Additionally, Multiverse Computing plans to utilize the funds to strengthen existing collaborations, including a project with the European High-Performance Computing Joint Undertaking and the Leonardo supercomputer. Managed by Cineca, a consortium comprising universities, national research agencies, research hospitals, and ministries in Italy, the Leonardo supercomputer currently ranks 9th on the TOP500 list.
Multiverse Computing has been granted access to GPU node hours on Leonardo to benchmark and improve its CompactifAI technology. This partnership aims to validate the energy efficiency and performance of CompactifAI against leading models like Meta’s LLaMA family.
Launched earlier this year, CompactifAI is a technique for compressing LLMs based on quantum-inspired TNs. According to Multiverse Computing's technical paper, this method involves “tensorizing the self-attention and multi-layer perceptron layers using a specific TN, which truncates the correlations present in the model. The degree of truncation can be controlled via the bond dimension of the TN, allowing for a significant reduction in the size of the LLM while maintaining accuracy. In practice, the compressed model requires less energy and memory, making operations like training, retraining, and inference more efficient.”

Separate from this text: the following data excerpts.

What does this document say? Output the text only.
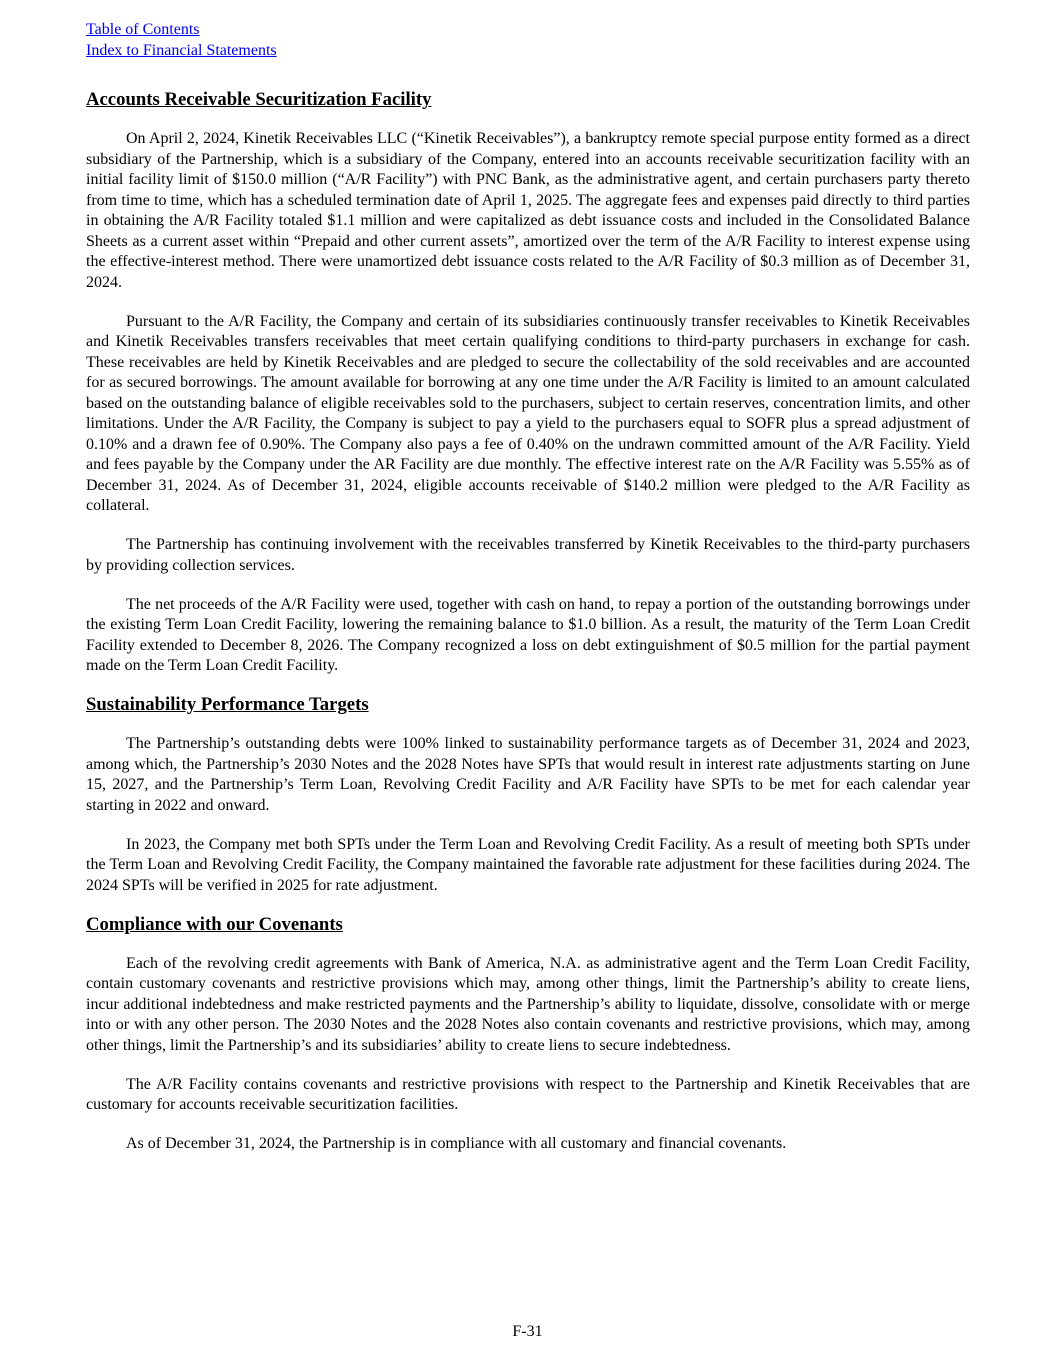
Table of Contents
Index to Financial Statements
Accounts Receivable Securitization Facility

On April 2, 2024, Kinetik Receivables LLC (“Kinetik Receivables”), a bankruptcy remote special purpose entity formed as a direct subsidiary of the Partnership, which is a subsidiary of the Company, entered into an accounts receivable securitization facility with an initial facility limit of $150.0 million (“A/R Facility”) with PNC Bank, as the administrative agent, and certain purchasers party thereto from time to time, which has a scheduled termination date of April 1, 2025. The aggregate fees and expenses paid directly to third parties in obtaining the A/R Facility totaled $1.1 million and were capitalized as debt issuance costs and included in the Consolidated Balance Sheets as a current asset within “Prepaid and other current assets”, amortized over the term of the A/R Facility to interest expense using the effective-interest method. There were unamortized debt issuance costs related to the A/R Facility of $0.3 million as of December 31, 2024.

Pursuant to the A/R Facility, the Company and certain of its subsidiaries continuously transfer receivables to Kinetik Receivables and Kinetik Receivables transfers receivables that meet certain qualifying conditions to third-party purchasers in exchange for cash. These receivables are held by Kinetik Receivables and are pledged to secure the collectability of the sold receivables and are accounted for as secured borrowings. The amount available for borrowing at any one time under the A/R Facility is limited to an amount calculated based on the outstanding balance of eligible receivables sold to the purchasers, subject to certain reserves, concentration limits, and other limitations. Under the A/R Facility, the Company is subject to pay a yield to the purchasers equal to SOFR plus a spread adjustment of 0.10% and a drawn fee of 0.90%. The Company also pays a fee of 0.40% on the undrawn committed amount of the A/R Facility. Yield and fees payable by the Company under the AR Facility are due monthly. The effective interest rate on the A/R Facility was 5.55% as of December 31, 2024. As of December 31, 2024, eligible accounts receivable of $140.2 million were pledged to the A/R Facility as collateral.

The Partnership has continuing involvement with the receivables transferred by Kinetik Receivables to the third-party purchasers by providing collection services.

The net proceeds of the A/R Facility were used, together with cash on hand, to repay a portion of the outstanding borrowings under the existing Term Loan Credit Facility, lowering the remaining balance to $1.0 billion. As a result, the maturity of the Term Loan Credit Facility extended to December 8, 2026. The Company recognized a loss on debt extinguishment of $0.5 million for the partial payment made on the Term Loan Credit Facility.

Sustainability Performance Targets

The Partnership’s outstanding debts were 100% linked to sustainability performance targets as of December 31, 2024 and 2023, among which, the Partnership’s 2030 Notes and the 2028 Notes have SPTs that would result in interest rate adjustments starting on June 15, 2027, and the Partnership’s Term Loan, Revolving Credit Facility and A/R Facility have SPTs to be met for each calendar year starting in 2022 and onward.

In 2023, the Company met both SPTs under the Term Loan and Revolving Credit Facility. As a result of meeting both SPTs under the Term Loan and Revolving Credit Facility, the Company maintained the favorable rate adjustment for these facilities during 2024. The 2024 SPTs will be verified in 2025 for rate adjustment.

Compliance with our Covenants

Each of the revolving credit agreements with Bank of America, N.A. as administrative agent and the Term Loan Credit Facility, contain customary covenants and restrictive provisions which may, among other things, limit the Partnership’s ability to create liens, incur additional indebtedness and make restricted payments and the Partnership’s ability to liquidate, dissolve, consolidate with or merge into or with any other person. The 2030 Notes and the 2028 Notes also contain covenants and restrictive provisions, which may, among other things, limit the Partnership’s and its subsidiaries’ ability to create liens to secure indebtedness.

The A/R Facility contains covenants and restrictive provisions with respect to the Partnership and Kinetik Receivables that are customary for accounts receivable securitization facilities.

As of December 31, 2024, the Partnership is in compliance with all customary and financial covenants.

F-31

LLMs, particularly large-scale models such as GPT-3 and GPT-4, are notorious for their high computational requirements, leading to substantial energy consumption. Research from the Washington Post and the University of California, Riverside, revealed that generating a 100-word email with an AI chatbot using GPT-4 consumes 0.14 kWh of electricity, equivalent to powering 14 LED light bulbs for an hour.
When asked how CompactifAI could help mitigate rising energy consumption, Del Bimbo explained, “CompactifAI reduces the number of parameters in a large language model by 70% to 80%. This significant reduction accelerates both the training process and inference time, cutting memory requirements by 93%, training time by 50%, and inference time by 25%. These optimizations reduce the computational power needed to run these models, which in turn lowers energy consumption.”
For Multiverse Computing, smaller LLMs are essential for reducing energy consumption and can be deployed on-premises without relying on cloud servers. “If these models are smaller and more efficient, companies can run them on existing hardware on-premises instead of in a data center,” Del Bimbo said.
The energy consumption of LLMs has reached unsustainable levels, prompting companies to explore alternative solutions. Del Bimbo pointed to a notable example: Microsoft’s decision to reopen a previously closed nuclear power plant in Pennsylvania to secure a dedicated energy supply. “The company has contracted to purchase all the energy generated by the plant,” he noted. “Moreover, companies that integrate large language models into their products and services quickly recognize the limitations imposed by the enormous size and computational demands of these models. Use cases become restricted due to operational requirements, including the need for a reliable and continuous connection to cloud computing resources.”
Currently, the Leonardo supercomputer consists of two partitions: the Data Centric module, which includes 1,536 compute nodes based on Intel Sapphire Rapids CPUs, and the Booster module, which has 3,456 compute nodes utilizing Nvidia A100 GPUs.
In an interview with EE Times Europe earlier this year, Sanzio Bassini, director of the HPC division at Cineca, stated, “We are in the process of adding a third partition specifically for AI. This is part of a significant upgrade we expect to be operational by early 2025. The new partition will be named LISA, an acronym for Leonardo Improved Supercomputer Architecture, cleverly retrofitted to fit the name Mona Lisa.”
When asked if Multiverse Computing would be involved in the LISA upgrade, Del Bimbo remarked that the company is not part of that project “yet.”